Document: 09.11.2009   Fachinformation (deutsch) change

Fachinformation



Baycuten® HC Creme







1. Bezeichnung des Arzneimittels

Baycuten®HC Creme


Mit 1% Clotrimazol und 1% Hydrocortison



Qualitative und quantitative Zusammensetzung

Wirkstoffe: 1g Creme enthält 0,01g Clotrimazol und 0,01g Hydrocortison


Sonstige Bestandteile: u.a. Cetylstearylalkohol


Die vollständige Auflistung der sonstigen Bestandteile siehe Abschnitt 6.1.



3. Darreichungsform

Creme



4. Klinische Angaben


4.1 Anwendungsgebiete

Bei Mykosen der Haut, bei denen entzündliche bzw. ekzematöse Hauterscheinungen und / oder Juckreiz im Vordergrund stehen.

Ursächlich dafür können Dermatophyten, Hefen, Schimmelpilze und andere sein, sowie bei Hautinfektionen Corynebacterium minutissimum.

Hauterkrankungen, die mit Clotrimazol-empfindlichen Erregern superinfiziert sind.



Dosierung, Art und Dauer der Anwendung

Die erkrankte Stelle 1‑ bis 2mal täglich (morgens bzw. morgens und abends) mit Baycuten HC Creme dünn einreiben. Meist genügt ein ca. ½ cm Salbenstrang für eine etwa handtellergroße Fläche.


Baycuten HC Creme wird dünn auf die Haut aufgetragen und eingerieben. Sind die
akuten Erscheinungen nach etwa 7 Tagen abgeklungen und bedürfen weiterer Behandlung, so sollte diese mit corticoidfreienAnwendungsformen erfolgen.

Okklusivtechnik bei Patienten mit atopischem Ekzem ist zu vermeiden.



Gegenanzeigen

Überempfindlichkeit gegen Clotrimazol, Hydrocortison oder einen der sonstigen Bestandteile.
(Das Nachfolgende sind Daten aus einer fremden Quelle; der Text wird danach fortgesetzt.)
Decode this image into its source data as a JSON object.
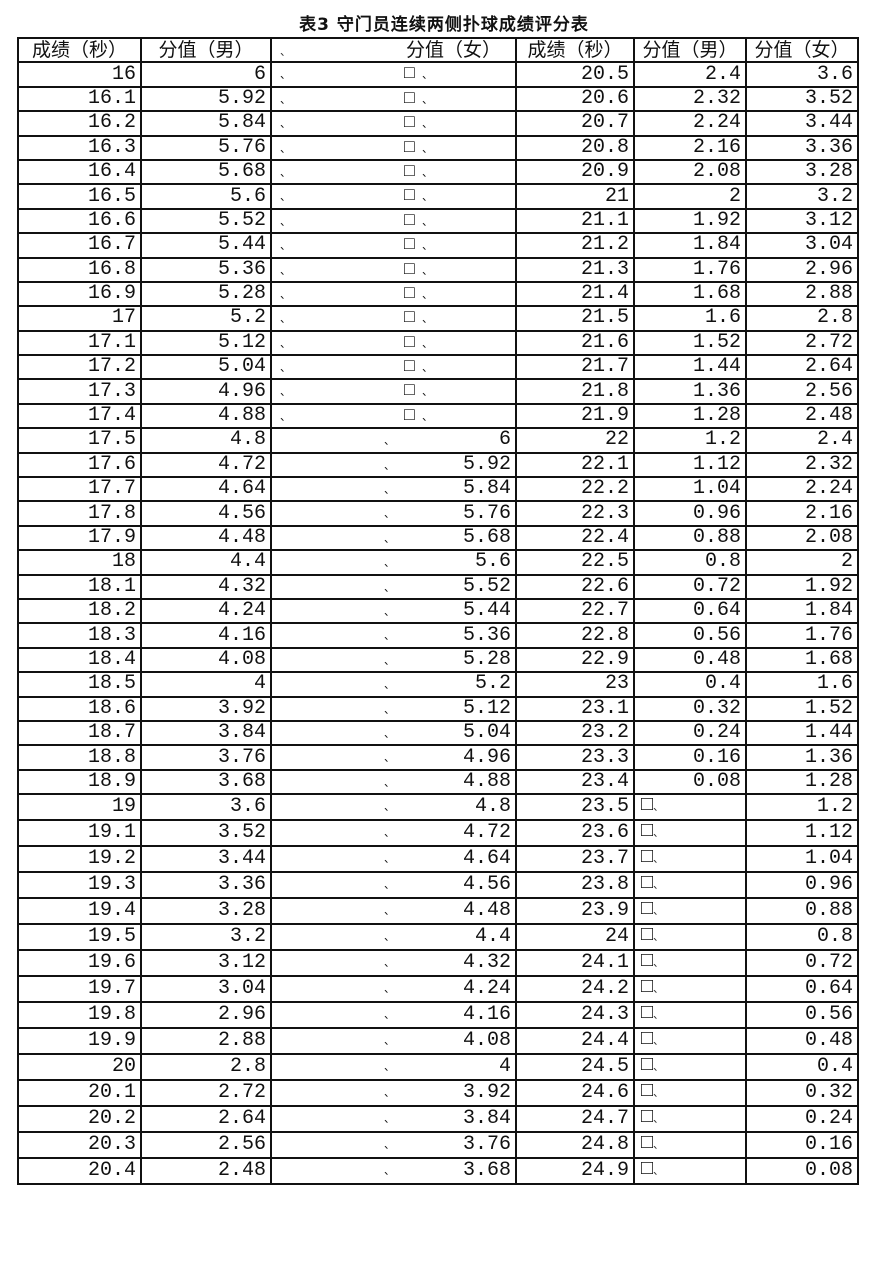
{
  "title": "表3 守门员连续两侧扑球成绩评分表",
  "headers": [
    "成绩（秒）",
    "分值（男）",
    "分值（女）",
    "成绩（秒）",
    "分值（男）",
    "分值（女）"
  ],
  "blank_mark": "□",
  "rows": [
    [
      "16",
      "6",
      "",
      "20.5",
      "2.4",
      "3.6"
    ],
    [
      "16.1",
      "5.92",
      "",
      "20.6",
      "2.32",
      "3.52"
    ],
    [
      "16.2",
      "5.84",
      "",
      "20.7",
      "2.24",
      "3.44"
    ],
    [
      "16.3",
      "5.76",
      "",
      "20.8",
      "2.16",
      "3.36"
    ],
    [
      "16.4",
      "5.68",
      "",
      "20.9",
      "2.08",
      "3.28"
    ],
    [
      "16.5",
      "5.6",
      "",
      "21",
      "2",
      "3.2"
    ],
    [
      "16.6",
      "5.52",
      "",
      "21.1",
      "1.92",
      "3.12"
    ],
    [
      "16.7",
      "5.44",
      "",
      "21.2",
      "1.84",
      "3.04"
    ],
    [
      "16.8",
      "5.36",
      "",
      "21.3",
      "1.76",
      "2.96"
    ],
    [
      "16.9",
      "5.28",
      "",
      "21.4",
      "1.68",
      "2.88"
    ],
    [
      "17",
      "5.2",
      "",
      "21.5",
      "1.6",
      "2.8"
    ],
    [
      "17.1",
      "5.12",
      "",
      "21.6",
      "1.52",
      "2.72"
    ],
    [
      "17.2",
      "5.04",
      "",
      "21.7",
      "1.44",
      "2.64"
    ],
    [
      "17.3",
      "4.96",
      "",
      "21.8",
      "1.36",
      "2.56"
    ],
    [
      "17.4",
      "4.88",
      "",
      "21.9",
      "1.28",
      "2.48"
    ],
    [
      "17.5",
      "4.8",
      "6",
      "22",
      "1.2",
      "2.4"
    ],
    [
      "17.6",
      "4.72",
      "5.92",
      "22.1",
      "1.12",
      "2.32"
    ],
    [
      "17.7",
      "4.64",
      "5.84",
      "22.2",
      "1.04",
      "2.24"
    ],
    [
      "17.8",
      "4.56",
      "5.76",
      "22.3",
      "0.96",
      "2.16"
    ],
    [
      "17.9",
      "4.48",
      "5.68",
      "22.4",
      "0.88",
      "2.08"
    ],
    [
      "18",
      "4.4",
      "5.6",
      "22.5",
      "0.8",
      "2"
    ],
    [
      "18.1",
      "4.32",
      "5.52",
      "22.6",
      "0.72",
      "1.92"
    ],
    [
      "18.2",
      "4.24",
      "5.44",
      "22.7",
      "0.64",
      "1.84"
    ],
    [
      "18.3",
      "4.16",
      "5.36",
      "22.8",
      "0.56",
      "1.76"
    ],
    [
      "18.4",
      "4.08",
      "5.28",
      "22.9",
      "0.48",
      "1.68"
    ],
    [
      "18.5",
      "4",
      "5.2",
      "23",
      "0.4",
      "1.6"
    ],
    [
      "18.6",
      "3.92",
      "5.12",
      "23.1",
      "0.32",
      "1.52"
    ],
    [
      "18.7",
      "3.84",
      "5.04",
      "23.2",
      "0.24",
      "1.44"
    ],
    [
      "18.8",
      "3.76",
      "4.96",
      "23.3",
      "0.16",
      "1.36"
    ],
    [
      "18.9",
      "3.68",
      "4.88",
      "23.4",
      "0.08",
      "1.28"
    ],
    [
      "19",
      "3.6",
      "4.8",
      "23.5",
      "",
      "1.2"
    ],
    [
      "19.1",
      "3.52",
      "4.72",
      "23.6",
      "",
      "1.12"
    ],
    [
      "19.2",
      "3.44",
      "4.64",
      "23.7",
      "",
      "1.04"
    ],
    [
      "19.3",
      "3.36",
      "4.56",
      "23.8",
      "",
      "0.96"
    ],
    [
      "19.4",
      "3.28",
      "4.48",
      "23.9",
      "",
      "0.88"
    ],
    [
      "19.5",
      "3.2",
      "4.4",
      "24",
      "",
      "0.8"
    ],
    [
      "19.6",
      "3.12",
      "4.32",
      "24.1",
      "",
      "0.72"
    ],
    [
      "19.7",
      "3.04",
      "4.24",
      "24.2",
      "",
      "0.64"
    ],
    [
      "19.8",
      "2.96",
      "4.16",
      "24.3",
      "",
      "0.56"
    ],
    [
      "19.9",
      "2.88",
      "4.08",
      "24.4",
      "",
      "0.48"
    ],
    [
      "20",
      "2.8",
      "4",
      "24.5",
      "",
      "0.4"
    ],
    [
      "20.1",
      "2.72",
      "3.92",
      "24.6",
      "",
      "0.32"
    ],
    [
      "20.2",
      "2.64",
      "3.84",
      "24.7",
      "",
      "0.24"
    ],
    [
      "20.3",
      "2.56",
      "3.76",
      "24.8",
      "",
      "0.16"
    ],
    [
      "20.4",
      "2.48",
      "3.68",
      "24.9",
      "",
      "0.08"
    ]
  ]
}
Für Hydrocortison gelten die Kontraindikationen: Spezifische Hauterkrankungen (Akne, Syphilis, Tuberkulose), Varizellen, Vakzinationsreaktionen, periorale Dermatitis, Viruserkrankungen der Haut, z. B. Herpes simplex, Rosacea.



Besondere Warnhinweise und Vorsichtsmaßnahmen für die Anwendung

Cetylstearylalkohol kann örtlich begrenzt Hautreaktionen (z.B. Kontaktdermatitis) hervorrufen.



4.5 Wechselwirkungen mit anderen Arzneimitteln und sonstige Wechselwirkungen

Bisher nicht bekannt.


Hinweis:
Bei gleichzeitiger Anwendung von Baycuten HC Creme und Latexprodukten (z. B.
Kondome) kann es wegen der enthaltenen Hilfsstoffe (insbesondere Stearate) zur Verminderung der Funktionsfähigkeit und damit zur Beeinträchtigung der Sicherheit dieser Produkte kommen. Der Effekt ist vorübergehend und tritt nur während der Behandlung auf.



4.6 Schwangerschaft und Stillzeit

In der Schwangerschaft - insbesondere im 1.Trimenon - sowie bei Säuglingen und Kleinkindern sollte Baycuten HC Creme wegen seines Corticosteroidgehaltes weder auf großen Flächen (mehr als 10 % der Körperoberfläche) noch über längere Zeit angewendet werden. Baycuten HC Creme soll nicht an der laktierenden Mamma angewendet werden.



4.7 Auswirkungen auf die Verkehrstüchtigkeit und die Fähigkeit zum Bedienen von Maschinen

Baycuten HC Creme hat keinen Einfluss auf die Verkehrsfähigkeit und die Fähigkeit zum Bedienen von Maschinen.



4.8 Nebenwirkungen

Bei den Häufigkeitsangaben zu Nebenwirkungen werden folgende Kategorien zugrunde gelegt:


Sehr häufig (≥ 1/10)

Häufig (≥ 1/100 bis < 1/10)

Gelegentlich (≥ 1/1.000 bis < 1/100)

Selten (≥ 1/10.000 bis < 1/1.000)

Sehr selten (< 1/10.000)

Nicht bekannt (Häufigkeit auf Grundlage der verfügbaren Daten nicht abschätzbar)


Haut

Sehr selten können Hautreaktionen im Sinne einer irritativen Kontaktdermatitis auftreten, die sich durch Brennen, Stechen, Rötung im Kontaktareal manifestieren können. Kontaktallergische Reaktionen gegen Cetylstearylalkohol oder andere Bestandteile können sich durch Juckreiz, Rötung, Bläschen auch über das Kontaktareal hinaus (sogenannte Streureaktionen) äußern.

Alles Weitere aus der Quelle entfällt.